3) Öneri çerçevesinin detaylarının paylaşılmaması, bununla birlikte bunların devletle ve siyasi çevrelerle paylaşılacağının açıklanması, genel çerçevede bir uzlaşı sağlansa da detaylara ilişkin farklılıkların olduğuna ve bu konuda müzakereye ihtiyaç duyulduğuna işaret ediyor.

4) Öcalan’ın yeğeni ve DEM Parti milletvekili Ömer Öcalan ile yapılan ilk görüşmede sorunu şiddet zemininden siyaset ve hukuk zeminine çekme gücüne sahip olduğunu ifade eden Öcalan, bu görüşmede Kürt meselesinin kalıcı çözümüne gönderme yapıyor.

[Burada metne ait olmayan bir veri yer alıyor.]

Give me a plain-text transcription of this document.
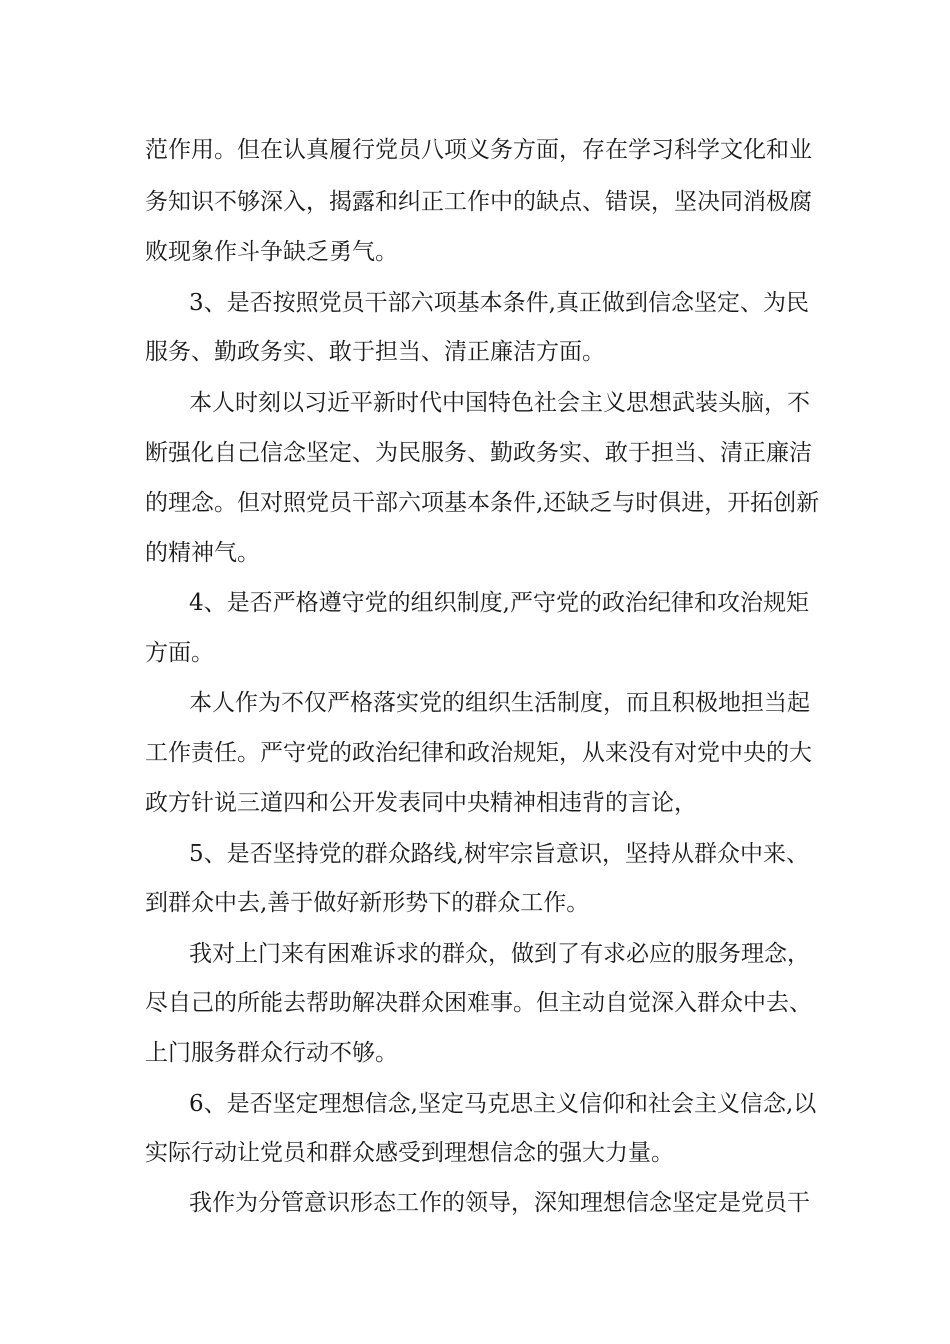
范作用。但在认真履行党员八项义务方面，存在学习科学文化和业
务知识不够深入，揭露和纠正工作中的缺点、错误，坚决同消极腐
败现象作斗争缺乏勇气。
3、是否按照党员干部六项基本条件,真正做到信念坚定、为民
服务、勤政务实、敢于担当、清正廉洁方面。
本人时刻以习近平新时代中国特色社会主义思想武装头脑，不
断强化自己信念坚定、为民服务、勤政务实、敢于担当、清正廉洁
的理念。但对照党员干部六项基本条件,还缺乏与时俱进，开拓创新
的精神气。
4、是否严格遵守党的组织制度,严守党的政治纪律和攻治规矩
方面。
本人作为不仅严格落实党的组织生活制度，而且积极地担当起
工作责任。严守党的政治纪律和政治规矩，从来没有对党中央的大
政方针说三道四和公开发表同中央精神相违背的言论，
5、是否坚持党的群众路线,树牢宗旨意识，坚持从群众中来、
到群众中去,善于做好新形势下的群众工作。
我对上门来有困难诉求的群众，做到了有求必应的服务理念，
尽自己的所能去帮助解决群众困难事。但主动自觉深入群众中去、
上门服务群众行动不够。
6、是否坚定理想信念,坚定马克思主义信仰和社会主义信念,以
实际行动让党员和群众感受到理想信念的强大力量。
我作为分管意识形态工作的领导，深知理想信念坚定是党员干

Bu, daha önce oldukça sınırlı olan reform çerçevesinin genişleme ihtimaline işaret ediyor. Demokratikleşme, Türkiye ve bölgede barış, devlet ve siyasi çevrelerle paylaşma vurguları da reform çerçevesinin genişlemesine ilişkin göndermeler olarak yorumlanabilir.  

5) Öcalan ayrıca bölgesel gelişmelere bağlı olarak karanlık gelecek senaryolarına vurgu yaparak diyalog ve müzakereyi “bir çıkış yolu” olarak çerçeveliyor. Dış dinamiklerin sorunu kangrenleştirme riskine yapılan vurgular, Öcalan’ın esasında meseleyi içeride, Ankara’da çözmeyi önerdiğini gösteriyor. Bununla birlikte bu önerme ABD’yi dışlamıyor, ağırlık merkezini Ankara’ya taşıyor.

6) Kürtler ve Türkler arasındaki ilişkilerin yeniden kurulmasının kader belirleyici önemi ve aciliyeti vurgusu önceki süreçlerden farklı olarak daha kısa bir zaman diliminde ilerleme kaydetme arzusuna işaret ediyor. Bu anlamda önümüzdeki hafta ve aylarda sürecin hızlanma ihtimali var. Bununla birlikte, Suriye’deki geçiş sürecinin birkaç yıl alacağı dikkate alındığında süreç arzulandığı gibi hızla ilerleyemeyebilir.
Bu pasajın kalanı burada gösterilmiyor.